これらを「生活費」と「費用」に分けることを家事按分といい、「費用」分を必要経費として所得から控除することが認められています。
家事按分が可能なものとしては主に以下の3つが挙げられます。
家事按分が可能なもの
- 電気料金
- 通信費
- 家賃
①水道光熱費
個人事業主の人の中には、パソコンを使って在宅ワークやリモートワーク(テレワーク)をしている人も多いと思います。それらにかかる水道光熱費も、家事按分で経費にすることができます。
按分は、事業での「使用時間」や「使用面積」の割合を用いて計算するのが一般的です。
たとえば、「1日のうち仕事をしている時間の割合」や「家全体の面積のうち仕事部屋が占める面積の割合」で計算します。仕事専用のコンセントがある場合は、「総コンセント数に対する業務用コンセント数の割合」で計算することも合理的です。
②通信費
固定電話料金やFAX料金、携帯電話の利用料金、インターネットの初期工事費や回線使用料、プロバイダー料なども家事按分が可能です。
通信費も電気料金と同様に、使用した時間に応じて按分します。
③家賃
自宅を事業所として使用している場合は、家賃の一部を経費として計上可能です。
賃貸の場合、使用した「面積」で按分する方法と、使用した「時間」で按分する方法があります。
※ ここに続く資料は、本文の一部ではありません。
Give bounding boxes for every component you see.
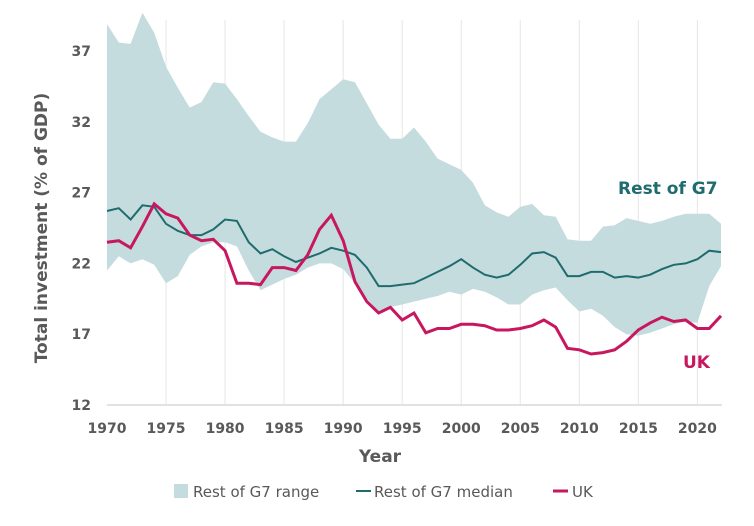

管理費や火災保険料も同じ割合で按分して経費計上することができます。
持ち家の場合、家賃が発生しないので経費として計上することはできませんが、建物自体は減価償却費として計上可能です。
固定資産税や住宅ローンの金利、管理費、火災保険料など、自宅を所有していることで発生するお金は、事業の使用割合を掛けあわせて経費として計算できます。
ただし、住宅ローン控除を受けている場合は注意が必要です。事業の使用割合を50%以上に設定してしまうと、住宅ローン控除を受けることができなくなります。
また、「専ら自己の居住の用に供するものである」必要があるため、事業で使用する部分は住宅ローン控除を受けることができません。
出典:国税庁「No.1213 住宅を新築又は新築住宅を取得した場合(住宅借入金等特別控除)」
出典:国税庁「No.1214 中古住宅を取得した場合(住宅借入金等特別控除)」
なお、措置法第41条第29項では、事業の使用割合が10%以下であれば住宅ローン控除を全額受けられると定められています。実際の事業の使用割合から適正に算出しましょう。
出典:国税庁「第41条((住宅借入金等を有する場合の所得税額の特別控除))関係」
住宅ローン控除を受けたほうが得なのか、経費として計上したほうが得なのか、事前に計算してから経費計上しましょう。
個人事業主が正しく経費計上するメリット・デメリット
経費を正しく計上することで、事業所得から経費計上分を差し引いて所得税を計算できるようになります。課税対象となる所得が減るため、所得税額も減らせることがあります。経費に相当する支出については、正しく経費計上しましょう。
ただし、経費計上額が多すぎると収支が赤字になることがあります。赤字であっても適正な経費計上が行われている限り問題はないものの、金融機関から融資を受けにくくなることもあるため注意が必要です。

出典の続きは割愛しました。